French make-up artist (born 1963)

Tom Pecheux (born 3 February 1963) is a French make-up artist and currently the Global Beauty Director for Yves Saint Laurent Beauty.

== Early life ==
Born and raised on a farm in Burgundy, France, Pecheux experienced a childhood deeply connected to nature. His father, a farmer and winemaker, instilled a love for gardening in Pecheux from an early age.

Although his family's agricultural background shaped much of his early life, Pecheux discovered a passion for the culinary arts during his formative years. Initially aspiring to become a pastry chef, he dedicated three years to formal education and training in the field. Cooking became a profound love for Pecheux, who found solace and creativity in the kitchen. After completing his studies, Pecheux relocated to Paris to embark on his professional journey. He secured a position as a pastry chef assistant at a prominent hotel, where he honed his skills and gained invaluable experience.

At age 19, while working in Paris, Pecheux began to explore his interest in makeup artistry, a latent passion that had remained dormant for years. This curiosity led him to experiment with makeup techniques, gradually realizing his talent and eye for aesthetics. The transition from the world of pastries to the realm of beauty seemed natural to Pecheux, who eagerly embraced the new artistic medium.

== Career ==
Pecheux commenced his cosmetics journey as an assistant to acclaimed makeup artist Linda Cantello and quickly established himself as a notable presence in the industry. Over the years, he has worked with a distinguished roster of photographers, including Mario Testino, Patrick Demarchelier, Craig McDean, Peter Lindbergh, and Mert and Marcus.
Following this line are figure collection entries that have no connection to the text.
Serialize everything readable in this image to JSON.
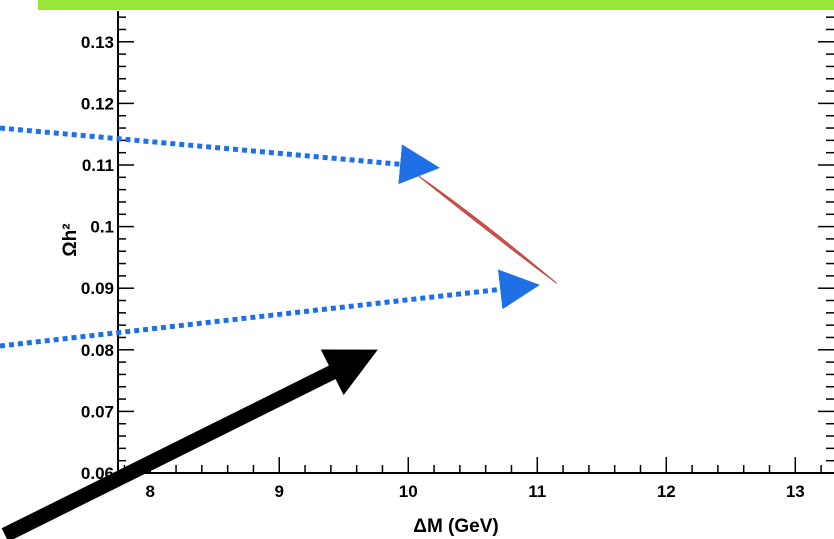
{
  "chart_data": {
    "type": "scatter",
    "xlabel": "ΔM (GeV)",
    "ylabel": "Ωh²",
    "xlim": [
      7.75,
      13.3
    ],
    "ylim": [
      0.06,
      0.135
    ],
    "x_ticks": [
      "8",
      "9",
      "10",
      "11",
      "12",
      "13"
    ],
    "y_ticks": [
      "0.06",
      "0.07",
      "0.08",
      "0.09",
      "0.1",
      "0.11",
      "0.12",
      "0.13"
    ],
    "grid": false,
    "series": [
      {
        "type": "region",
        "color": "#d0504a",
        "points": [
          [
            10.08,
            0.1082
          ],
          [
            10.6,
            0.1
          ],
          [
            11.15,
            0.0908
          ]
        ]
      }
    ],
    "annotations": [
      {
        "type": "dotted-arrow",
        "color": "#1f6fe6",
        "points_to": [
          10.1,
          0.109
        ]
      },
      {
        "type": "dotted-arrow",
        "color": "#1f6fe6",
        "points_to": [
          11.1,
          0.0906
        ]
      },
      {
        "type": "solid-arrow",
        "color": "#000000"
      }
    ],
    "colors": {
      "banner": "#99e639",
      "frame": "#000000",
      "region": "#d0504a",
      "dotted_arrow": "#1f6fe6"
    }
  }
}
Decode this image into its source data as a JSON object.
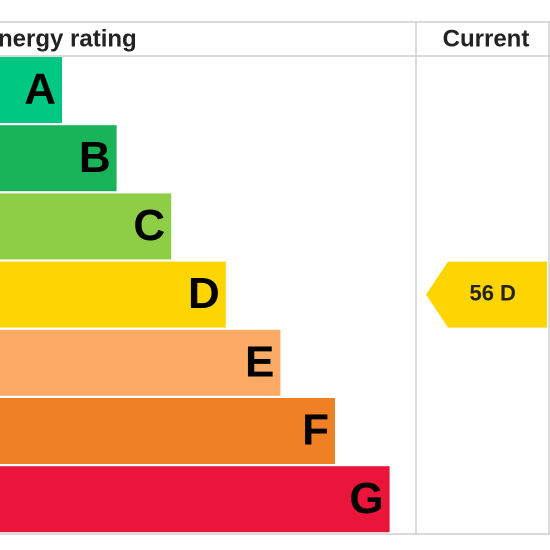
{
  "header": {
    "title": "Energy rating",
    "current": "Current"
  },
  "bands": [
    {
      "letter": "A",
      "color": "#00c781"
    },
    {
      "letter": "B",
      "color": "#19b459"
    },
    {
      "letter": "C",
      "color": "#8dce46"
    },
    {
      "letter": "D",
      "color": "#ffd500"
    },
    {
      "letter": "E",
      "color": "#fcaa65"
    },
    {
      "letter": "F",
      "color": "#ef8023"
    },
    {
      "letter": "G",
      "color": "#e9153b"
    }
  ],
  "current": {
    "score": 56,
    "band": "D",
    "color": "#ffd500"
  }
}
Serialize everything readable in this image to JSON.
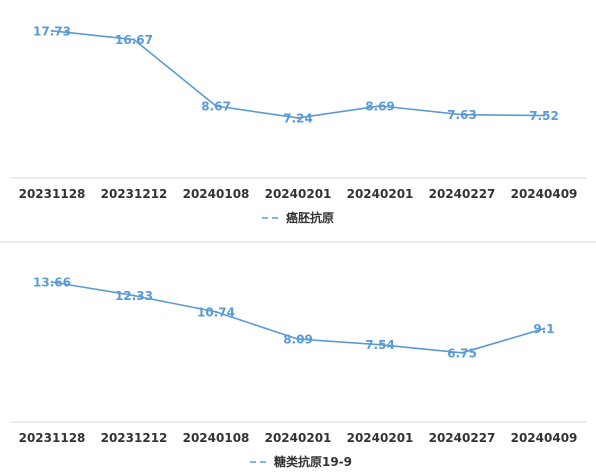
{
  "chart_data": [
    {
      "type": "line",
      "categories": [
        "20231128",
        "20231212",
        "20240108",
        "20240201",
        "20240201",
        "20240227",
        "20240409"
      ],
      "series": [
        {
          "name": "癌胚抗原",
          "values": [
            17.73,
            16.67,
            8.67,
            7.24,
            8.69,
            7.63,
            7.52
          ]
        }
      ],
      "data_labels": [
        "17.73",
        "16.67",
        "8.67",
        "7.24",
        "8.69",
        "7.63",
        "7.52"
      ],
      "ylim": [
        0,
        20
      ],
      "grid": false,
      "legend": "bottom",
      "line_style": "solid",
      "color": "#5b9bd5"
    },
    {
      "type": "line",
      "categories": [
        "20231128",
        "20231212",
        "20240108",
        "20240201",
        "20240201",
        "20240227",
        "20240409"
      ],
      "series": [
        {
          "name": "糖类抗原19-9",
          "values": [
            13.66,
            12.33,
            10.74,
            8.09,
            7.54,
            6.75,
            9.1
          ]
        }
      ],
      "data_labels": [
        "13.66",
        "12.33",
        "10.74",
        "8.09",
        "7.54",
        "6.75",
        "9.1"
      ],
      "ylim": [
        0,
        16
      ],
      "grid": false,
      "legend": "bottom",
      "line_style": "solid",
      "color": "#5b9bd5"
    }
  ]
}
In 2009, Pecheux was named Creative Makeup Director for Estée Lauder.

From 2014 to 2018, Pecheux served as the key makeup artist for Chanel runway shows.

In 2017, Pecheux was appointed as the Global Beauty Director for Yves Saint Laurent Beauty.

Pecheux has done make-up for runway shows and advertising campaigns for clients like Balmain, Lanvin, Emilio Pucci, Prada and Givenchy.